Representative Morrow and co‑prime Representative Bradfield asked the House Civic, Military and Veterans Affairs Committee to advance House Bill 12‑52, saying the measure brings Colorado’s homeland security and emergency‑management statutes into alignment with current operations.
The sponsors said the bill designates the Office of Emergency Management (OEM) as the primary state agency to coordinate disaster recovery, codifies an existing state disaster recovery task force within OEM, and clarifies how various agencies participate in recovery work. Representative Bradfield told the committee the bill updates statutory references, adjusts membership on advisory bodies including the cybersecurity council, and lets the division award nonprofit security grants more quickly.

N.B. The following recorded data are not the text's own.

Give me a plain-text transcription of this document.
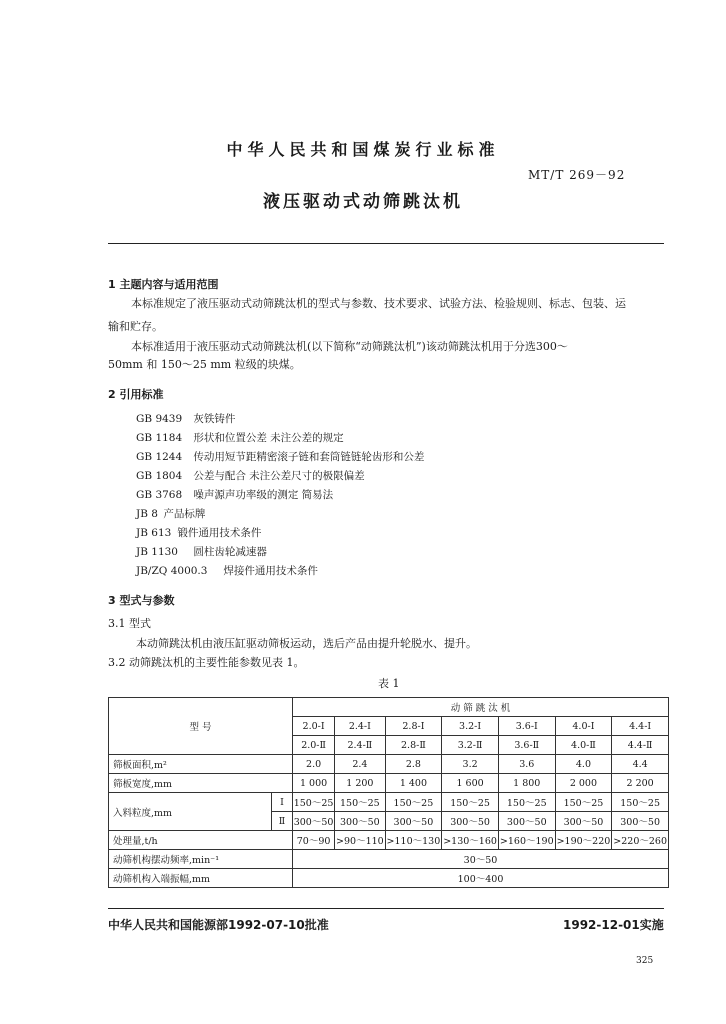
中华人民共和国煤炭行业标准
MT/T 269－92
液压驱动式动筛跳汰机
1 主题内容与适用范围
本标准规定了液压驱动式动筛跳汰机的型式与参数、技术要求、试验方法、检验规则、标志、包装、运
输和贮存。
本标准适用于液压驱动式动筛跳汰机(以下简称“动筛跳汰机”)该动筛跳汰机用于分选300～
50mm 和 150～25 mm 粒级的块煤。
2 引用标准
GB 9439 灰铁铸件
GB 1184 形状和位置公差 未注公差的规定
GB 1244 传动用短节距精密滚子链和套筒链链轮齿形和公差
GB 1804 公差与配合 未注公差尺寸的极限偏差
GB 3768 噪声源声功率级的测定 简易法
JB 8 产品标牌
JB 613 锻件通用技术条件
JB 1130 圆柱齿轮减速器
JB/ZQ 4000.3 焊接件通用技术条件
3 型式与参数
3.1 型式
本动筛跳汰机由液压缸驱动筛板运动，选后产品由提升轮脱水、提升。
3.2 动筛跳汰机的主要性能参数见表 1。
表 1
型 号		动 筛 跳 汰 机						
		2.0-Ⅰ	2.4-Ⅰ	2.8-Ⅰ	3.2-Ⅰ	3.6-Ⅰ	4.0-Ⅰ	4.4-Ⅰ
		2.0-Ⅱ	2.4-Ⅱ	2.8-Ⅱ	3.2-Ⅱ	3.6-Ⅱ	4.0-Ⅱ	4.4-Ⅱ
筛板面积,m²		2.0	2.4	2.8	3.2	3.6	4.0	4.4
筛板宽度,mm		1 000	1 200	1 400	1 600	1 800	2 000	2 200
入料粒度,mm	Ⅰ	150～25	150～25	150～25	150～25	150～25	150～25	150～25
	Ⅱ	300～50	300～50	300～50	300～50	300～50	300～50	300～50
处理量,t/h		70～90	>90～110	>110～130	>130～160	>160～190	>190～220	>220～260
动筛机构摆动频率,min⁻¹		30～50						
动筛机构入端振幅,mm		100～400						
中华人民共和国能源部1992-07-10批准	1992-12-01实施
325
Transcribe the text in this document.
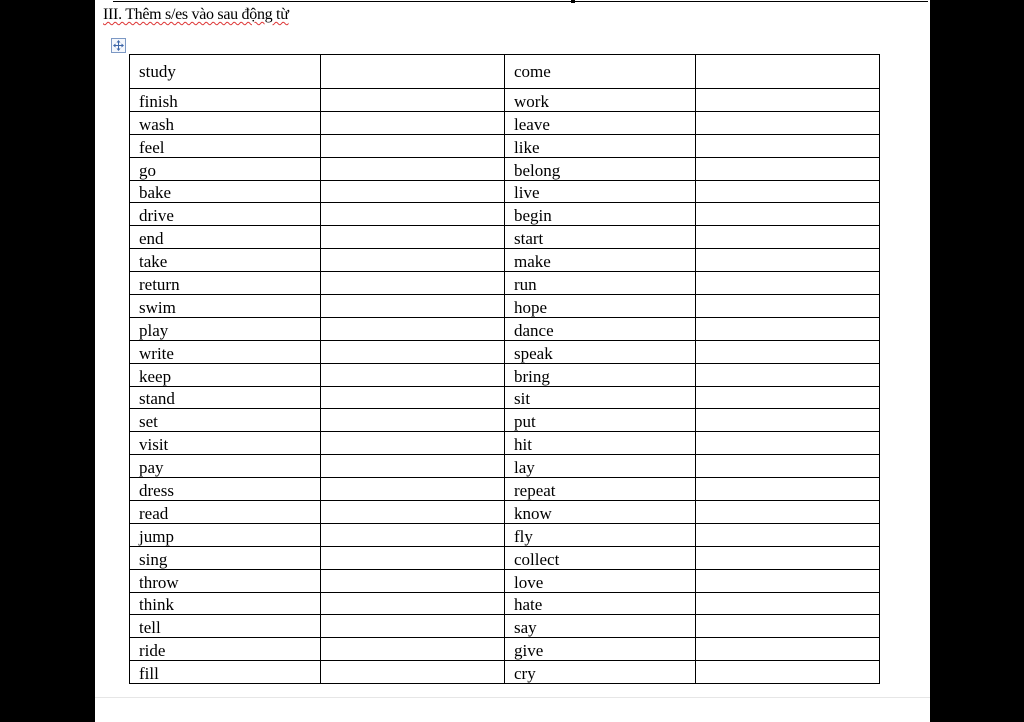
III. Thêm s/es vào sau động từ
study		come	
finish		work	
wash		leave	
feel		like	
go		belong	
bake		live	
drive		begin	
end		start	
take		make	
return		run	
swim		hope	
play		dance	
write		speak	
keep		bring	
stand		sit	
set		put	
visit		hit	
pay		lay	
dress		repeat	
read		know	
jump		fly	
sing		collect	
throw		love	
think		hate	
tell		say	
ride		give	
fill		cry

Director Kevin Cline, representing the Division of Homeland Security and Emergency Management in the Colorado Department of Public Safety, testified in support. He said the disaster survivor portal—where individuals register to request assistance—was not explicitly protected under existing public‑records law and that the bill would shield personally identifiable information (PII) collected through the portal from disclosure. "The disaster survival portal…we think that it's important that that be shielded from public disclosure," Director Cline said in testimony.
Members asked how the bill treats aggregate data and reporting. Representative Luck pressed whether abstracted summaries of disaster registrations could be released to the press; Director Cline replied that aggregated, non‑PII information (counts, locations, types of needs) could be shared with media and partners but that individual names and addresses would remain protected. Committee discussion also addressed a statutory repeal that shifts reporting of certain federal fund expenditures; the director said those reports are still produced in another statutory location.
Sponsors also described technical shifts in authority in the bill: moving the auxiliary communications unit to a different statutory home, narrowing membership for cybersecurity advisory groups, and permitting the division to charge a private contractor to use the state's radio network after upgrades. The director said those changes reflect current operations rather than adding new authorities.
After adopting two sponsor amendments (L1, largely technical; and L2, which re‑locates the auxiliary emergency communicator team in statute), Vice Chair Clifford moved the bill to the committee of the whole with a favorable recommendation. House Bill 12‑52 passed the committee on an 8–3 vote and will proceed to the committee of the whole.